- Born: 11 May 1992 (age 33) Malmö, Sweden
- Occupation: Model
- Years active: 2009-present
- Modeling information
- Height: 1.74 m (5 ft 8+1⁄2 in)
- Hair color: Red
- Eye color: Hazel
- Agency: IMG Models (worldwide); Mega Model Agency (Hamburg); New Blood Agency (Stockholm) (mother agency);

= Julia Hafstrom =

Swedish fashion model (born 1992)

Julia Hafstrom is a Swedish fashion model.

== Career ==
Hafstrom debuted at Prada resort and Miu Miu in 2009; famed photographer Steven Meisel personally requested her for a campaign.

Hafstrom has appeared in multiple Tommy Hilfiger campaigns including an ensemble with models such as Toni Garrn, Noah Mills, Tao Okamoto, Gracie Carvalho, and Jacquelyn Jablonski.

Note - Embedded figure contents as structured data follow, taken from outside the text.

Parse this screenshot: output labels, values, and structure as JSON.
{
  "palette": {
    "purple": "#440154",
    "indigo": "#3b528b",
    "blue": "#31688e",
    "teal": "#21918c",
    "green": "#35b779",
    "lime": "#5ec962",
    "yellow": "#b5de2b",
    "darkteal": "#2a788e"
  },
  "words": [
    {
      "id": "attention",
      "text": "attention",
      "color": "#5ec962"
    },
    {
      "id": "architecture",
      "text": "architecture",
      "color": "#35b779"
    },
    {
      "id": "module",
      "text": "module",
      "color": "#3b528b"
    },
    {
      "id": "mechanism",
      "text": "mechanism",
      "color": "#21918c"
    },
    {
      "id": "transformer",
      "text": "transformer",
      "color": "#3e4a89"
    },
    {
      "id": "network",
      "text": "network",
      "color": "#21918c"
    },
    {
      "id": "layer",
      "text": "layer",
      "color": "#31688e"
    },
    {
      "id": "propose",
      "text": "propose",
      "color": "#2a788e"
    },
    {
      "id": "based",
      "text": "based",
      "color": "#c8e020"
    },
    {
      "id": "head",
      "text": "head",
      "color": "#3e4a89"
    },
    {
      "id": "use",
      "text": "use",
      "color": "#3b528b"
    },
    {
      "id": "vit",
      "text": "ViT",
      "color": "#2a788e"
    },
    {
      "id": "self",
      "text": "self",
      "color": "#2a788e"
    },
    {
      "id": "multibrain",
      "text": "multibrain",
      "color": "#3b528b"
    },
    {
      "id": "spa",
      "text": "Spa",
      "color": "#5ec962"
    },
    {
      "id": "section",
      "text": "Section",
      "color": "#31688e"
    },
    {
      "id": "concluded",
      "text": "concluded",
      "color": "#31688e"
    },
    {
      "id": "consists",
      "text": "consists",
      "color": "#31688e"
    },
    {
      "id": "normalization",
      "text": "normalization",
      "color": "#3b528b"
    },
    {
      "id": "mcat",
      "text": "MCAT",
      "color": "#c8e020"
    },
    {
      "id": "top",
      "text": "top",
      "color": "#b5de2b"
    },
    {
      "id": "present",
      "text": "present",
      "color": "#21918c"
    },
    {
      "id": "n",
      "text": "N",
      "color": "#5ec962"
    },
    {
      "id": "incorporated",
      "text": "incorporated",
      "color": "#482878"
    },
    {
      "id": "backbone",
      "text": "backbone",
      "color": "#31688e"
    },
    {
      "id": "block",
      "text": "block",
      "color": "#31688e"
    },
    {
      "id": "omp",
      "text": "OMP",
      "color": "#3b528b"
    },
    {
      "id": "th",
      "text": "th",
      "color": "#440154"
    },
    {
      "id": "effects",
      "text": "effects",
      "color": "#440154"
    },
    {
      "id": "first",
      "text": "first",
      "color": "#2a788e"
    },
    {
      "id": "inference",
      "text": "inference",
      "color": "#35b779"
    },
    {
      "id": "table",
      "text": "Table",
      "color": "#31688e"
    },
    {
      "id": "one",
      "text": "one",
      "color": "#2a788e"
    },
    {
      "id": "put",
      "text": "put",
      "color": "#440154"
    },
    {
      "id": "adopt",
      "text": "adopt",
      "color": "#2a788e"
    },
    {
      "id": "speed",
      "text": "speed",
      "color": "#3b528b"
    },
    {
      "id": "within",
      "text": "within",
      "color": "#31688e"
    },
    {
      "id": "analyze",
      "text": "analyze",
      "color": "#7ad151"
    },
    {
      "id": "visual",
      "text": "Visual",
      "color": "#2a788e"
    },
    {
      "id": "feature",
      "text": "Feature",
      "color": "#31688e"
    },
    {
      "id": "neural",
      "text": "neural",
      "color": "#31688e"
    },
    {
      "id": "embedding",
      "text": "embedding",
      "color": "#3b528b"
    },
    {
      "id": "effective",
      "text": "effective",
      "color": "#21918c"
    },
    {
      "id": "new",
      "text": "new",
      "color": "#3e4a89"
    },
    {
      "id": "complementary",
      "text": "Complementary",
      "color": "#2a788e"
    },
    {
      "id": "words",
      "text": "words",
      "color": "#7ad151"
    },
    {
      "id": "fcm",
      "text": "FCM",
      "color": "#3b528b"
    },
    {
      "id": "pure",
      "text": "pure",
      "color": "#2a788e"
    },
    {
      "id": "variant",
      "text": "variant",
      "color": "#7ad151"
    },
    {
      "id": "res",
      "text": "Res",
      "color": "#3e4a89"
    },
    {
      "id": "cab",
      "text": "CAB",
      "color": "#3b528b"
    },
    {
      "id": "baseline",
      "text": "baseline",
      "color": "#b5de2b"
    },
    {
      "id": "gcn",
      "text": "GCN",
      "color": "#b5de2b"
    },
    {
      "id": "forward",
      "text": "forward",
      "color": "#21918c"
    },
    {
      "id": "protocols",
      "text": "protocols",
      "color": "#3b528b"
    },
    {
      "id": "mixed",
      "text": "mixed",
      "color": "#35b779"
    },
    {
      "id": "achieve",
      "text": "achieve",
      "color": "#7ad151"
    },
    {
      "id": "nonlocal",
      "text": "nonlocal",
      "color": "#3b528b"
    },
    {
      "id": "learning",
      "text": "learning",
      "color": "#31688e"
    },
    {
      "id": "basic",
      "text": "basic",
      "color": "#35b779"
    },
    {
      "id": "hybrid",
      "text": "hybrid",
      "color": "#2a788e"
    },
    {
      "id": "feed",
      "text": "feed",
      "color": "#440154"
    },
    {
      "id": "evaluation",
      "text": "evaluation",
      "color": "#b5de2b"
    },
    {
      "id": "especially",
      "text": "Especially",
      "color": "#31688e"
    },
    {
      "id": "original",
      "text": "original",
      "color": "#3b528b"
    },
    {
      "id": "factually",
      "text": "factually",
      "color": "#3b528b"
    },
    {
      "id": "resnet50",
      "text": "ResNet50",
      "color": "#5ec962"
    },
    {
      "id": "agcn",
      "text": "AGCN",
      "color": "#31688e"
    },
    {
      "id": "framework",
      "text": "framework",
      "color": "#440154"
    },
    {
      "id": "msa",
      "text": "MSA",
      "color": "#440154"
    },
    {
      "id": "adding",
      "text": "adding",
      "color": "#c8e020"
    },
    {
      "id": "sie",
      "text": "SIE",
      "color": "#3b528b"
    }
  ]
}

For her work with Gucci, American Vogue, MAC Cosmetics, and Tiffany and Co., models.com lists her as a "Money Girl". She has appeared in ads for brands such as Alexander Wang, Sephora, Max Mara, Gucci, Blumarine, Ralph Lauren, Dior Beauty, and Mango.

Hafstrom has been on the cover of CR Fashion Book.